O meu marido batia-me e tive de sair de casa. A Caritas arranjou-me uma habitação…estou a pagar 70 euros. De subsídio de apoio à pobreza, recebo 220 euros. Mal dá para eu comer e comprar fraldas ao bebé. Tenho recebido ajuda do Banco Alimentar e da Caritas, mas não há sempre. Eu queria trabalhar, mas a única coisa que me aparece é para a hotelaria. Tenho de trabalhar à noite. E quem me fica com o bebé? Já contactei uma senhora para me ficar com ele, mas ela quer 150 euros. Ora diga-me, se eu vou ganhar 450 euros, como é que posso?
Há dias fui falar com o padre lá da minha zona, a pedir auxílio. Olhou para mim, mirou-me de alto a baixo, e talvez porque me visse limpa e arranjada, disse-me que fosse trabalhar. Trabalhar para onde? Olhe, eu sou católica, mas perante a atitude daquele padre, questionei o que ando a fazer na minha crença.
Já fui falar várias vezes com a assistente social da minha zona. Diz para eu rezar. Rezar como? Eu e o meu bebé alimentamo-nos de orações?

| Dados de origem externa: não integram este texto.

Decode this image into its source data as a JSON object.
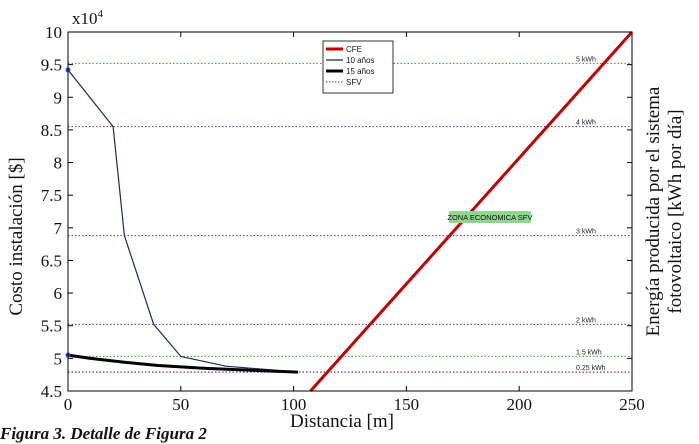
{
  "chart_data": {
    "type": "line",
    "x_label": "Distancia [m]",
    "y_label": "Costo instalación [$]",
    "y_right_label": "Energía producida por el sistema fotovoltaico [kWh por día]",
    "y_multiplier_label": "x10",
    "y_multiplier_exp": "4",
    "xlim": [
      0,
      250
    ],
    "ylim": [
      4.5,
      10
    ],
    "x_ticks": [
      "0",
      "50",
      "100",
      "150",
      "200",
      "250"
    ],
    "y_ticks": [
      "4.5",
      "5",
      "5.5",
      "6",
      "6.5",
      "7",
      "7.5",
      "8",
      "8.5",
      "9",
      "9.5",
      "10"
    ],
    "grid": false,
    "legend_position": "top-center",
    "series": [
      {
        "name": "CFE",
        "color": "#c00000",
        "style": "solid-thick",
        "x": [
          107.5,
          250
        ],
        "y": [
          4.5,
          10
        ]
      },
      {
        "name": "10 años",
        "color": "#1a2a5a",
        "style": "solid-thin",
        "x": [
          0,
          20,
          25,
          38,
          50,
          70,
          102
        ],
        "y": [
          9.42,
          8.55,
          6.88,
          5.52,
          5.03,
          4.88,
          4.79
        ]
      },
      {
        "name": "15 años",
        "color": "#000000",
        "style": "solid-thick",
        "x": [
          0,
          10,
          25,
          40,
          60,
          80,
          102
        ],
        "y": [
          5.05,
          5.0,
          4.94,
          4.89,
          4.85,
          4.82,
          4.79
        ]
      },
      {
        "name": "SFV",
        "color": "#6a2a8a",
        "style": "dotted",
        "x": [
          0,
          250
        ],
        "y": [
          4.79,
          4.79
        ]
      }
    ],
    "reference_lines": [
      {
        "label": "5 kWh",
        "y": 9.52,
        "color": "#22aa22"
      },
      {
        "label": "4 kWh",
        "y": 8.55,
        "color": "#6a2a8a"
      },
      {
        "label": "3 kWh",
        "y": 6.88,
        "color": "#6a2a8a"
      },
      {
        "label": "2 kWh",
        "y": 5.52,
        "color": "#6a2a8a"
      },
      {
        "label": "1.5 kWh",
        "y": 5.03,
        "color": "#22aa22"
      },
      {
        "label": "0.25 kWh",
        "y": 4.79,
        "color": "#6a2a8a"
      }
    ],
    "annotation": {
      "text": "ZONA ECONOMICA SFV",
      "x": 187,
      "y": 7.15,
      "background": "#8fd68f"
    }
  },
  "caption": "Figura 3. Detalle de Figura 2"
}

Ainda ontem, ia eu com o meu filho ali na rua e uma cigana romena, dessas que andam por aí a vender pensos, foi atrás de mim a pedir-me uma moeda. Saberia ela que eu, se calhar, preciso muito mais? Saberia ela que chego a passar fome?

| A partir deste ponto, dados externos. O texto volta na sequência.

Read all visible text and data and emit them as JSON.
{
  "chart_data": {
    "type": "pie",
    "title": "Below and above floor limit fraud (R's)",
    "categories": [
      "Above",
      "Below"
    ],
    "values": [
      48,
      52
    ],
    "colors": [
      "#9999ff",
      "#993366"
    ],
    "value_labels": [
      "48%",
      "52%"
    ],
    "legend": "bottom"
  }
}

Sou ali da zona de Aveiro. A minha mãe mora lá. De vez em quando telefona-me a saber como é que estou. Digo que estou bem. Se eu lhe disser que estou a passar fome é mais uma preocupação que lhe vou dar. Não posso fazer isso!
Desculpe estar a contar-lhe isto, mas preciso de desabafar. Peço muita desculpa! E as lágrimas continuam a correr-lhe pelo rosto abaixo. Há dias estava tão desesperada que não tinha nada que dar de comer ao meu filho. Entrei naquele supermercado, ali junto à estação, e furtei um iogurte para lhe dar. Já viu? Eu não tinha 20 cêntimos para comprar um simples iogurte. 20 cêntimos…já viu bem? Que vergonha!

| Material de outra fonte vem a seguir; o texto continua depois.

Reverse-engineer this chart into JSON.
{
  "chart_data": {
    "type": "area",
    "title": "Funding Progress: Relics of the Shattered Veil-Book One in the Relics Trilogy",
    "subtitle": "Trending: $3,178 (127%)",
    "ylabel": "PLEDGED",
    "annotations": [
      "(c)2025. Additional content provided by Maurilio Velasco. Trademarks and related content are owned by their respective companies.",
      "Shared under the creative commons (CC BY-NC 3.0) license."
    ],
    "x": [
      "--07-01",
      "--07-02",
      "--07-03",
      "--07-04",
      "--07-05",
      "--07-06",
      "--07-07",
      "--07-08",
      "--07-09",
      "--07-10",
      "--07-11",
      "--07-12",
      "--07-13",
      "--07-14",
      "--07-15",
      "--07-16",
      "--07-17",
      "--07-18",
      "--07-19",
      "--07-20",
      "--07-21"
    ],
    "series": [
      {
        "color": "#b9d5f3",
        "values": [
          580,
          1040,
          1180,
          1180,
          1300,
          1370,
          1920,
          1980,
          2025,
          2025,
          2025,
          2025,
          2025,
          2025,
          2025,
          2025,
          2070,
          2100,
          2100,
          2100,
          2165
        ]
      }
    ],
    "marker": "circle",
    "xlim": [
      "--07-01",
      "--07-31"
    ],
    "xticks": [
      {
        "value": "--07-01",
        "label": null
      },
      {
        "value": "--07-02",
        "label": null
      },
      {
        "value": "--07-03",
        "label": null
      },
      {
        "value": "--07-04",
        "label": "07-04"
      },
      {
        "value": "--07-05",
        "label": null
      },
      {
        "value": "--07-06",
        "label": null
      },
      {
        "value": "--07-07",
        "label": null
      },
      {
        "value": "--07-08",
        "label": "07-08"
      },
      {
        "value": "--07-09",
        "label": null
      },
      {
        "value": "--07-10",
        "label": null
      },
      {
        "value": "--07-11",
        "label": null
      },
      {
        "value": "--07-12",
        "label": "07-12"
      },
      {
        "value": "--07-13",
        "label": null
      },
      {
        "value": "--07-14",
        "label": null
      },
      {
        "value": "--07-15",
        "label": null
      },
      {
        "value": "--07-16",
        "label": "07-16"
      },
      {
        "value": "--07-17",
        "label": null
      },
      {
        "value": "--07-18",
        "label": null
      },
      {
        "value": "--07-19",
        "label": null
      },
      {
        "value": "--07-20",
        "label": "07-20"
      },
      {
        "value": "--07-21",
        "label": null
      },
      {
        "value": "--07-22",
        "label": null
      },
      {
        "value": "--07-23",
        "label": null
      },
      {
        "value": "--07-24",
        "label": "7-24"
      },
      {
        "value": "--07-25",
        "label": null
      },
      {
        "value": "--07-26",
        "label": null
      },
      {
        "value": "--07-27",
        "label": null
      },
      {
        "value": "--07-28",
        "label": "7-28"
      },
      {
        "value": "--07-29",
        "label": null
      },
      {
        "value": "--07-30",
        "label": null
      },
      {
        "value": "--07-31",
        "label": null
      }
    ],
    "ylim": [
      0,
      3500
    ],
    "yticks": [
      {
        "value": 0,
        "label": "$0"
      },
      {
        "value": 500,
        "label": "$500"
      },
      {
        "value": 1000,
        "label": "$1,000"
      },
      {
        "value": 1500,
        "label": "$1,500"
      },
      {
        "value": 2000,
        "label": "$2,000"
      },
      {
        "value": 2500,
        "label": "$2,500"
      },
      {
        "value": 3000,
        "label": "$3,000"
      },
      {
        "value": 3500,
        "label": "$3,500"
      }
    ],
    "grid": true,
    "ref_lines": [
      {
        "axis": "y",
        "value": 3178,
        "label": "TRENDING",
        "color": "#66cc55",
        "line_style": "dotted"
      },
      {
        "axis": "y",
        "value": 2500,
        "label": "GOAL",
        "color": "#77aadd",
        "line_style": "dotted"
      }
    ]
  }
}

Fui apanhada junto à caixa. Chamaram a polícia. Que vergonha! Imagina uma pessoa ser apanhada a furtar um iogurte? Mas que havia de fazer? Veio a PSP. Levei uma rabecada das grandes do polícia. Eu chorava desalmadamente. Custou-me muito! Não sei o que fazer à vida! Se não fosse o meu filho já tinha acabado com tudo isto há muito tempo. Isto é viver? Isto é vida para alguém?
Desculpe…desculpe, eu estar para aqui com esta choradeira toda, mas eu precisava de desabafar…
(HISTÓRIA VERÍDICA, RETIRADA DO QUOTIDIANO)
(HISTÓRIA VERÍDICA, RETIRADA DO QUOTIDIANO)
Infelizmente este tipo de situações são demasiado frequentes no nosso país.
ResponderEliminarEm vez de darem subsidios miseráveis a esta gente, se lhes arranjassem soluções de trabalho, talvez não houvesse tanta miséria. Talvez esta mulher pudesse pagar os 150euros à ama.
Acho que se faz bem continuar a enfiar a cabeça debaixo de terra, enquanto isso vão-se mostrando estatísticas de desemprego, arranjam-se soluções para os que não querem trabalhar, mas para os que anseiam ter um sustento digno, aí a conversa já é outra!
Há que rezar!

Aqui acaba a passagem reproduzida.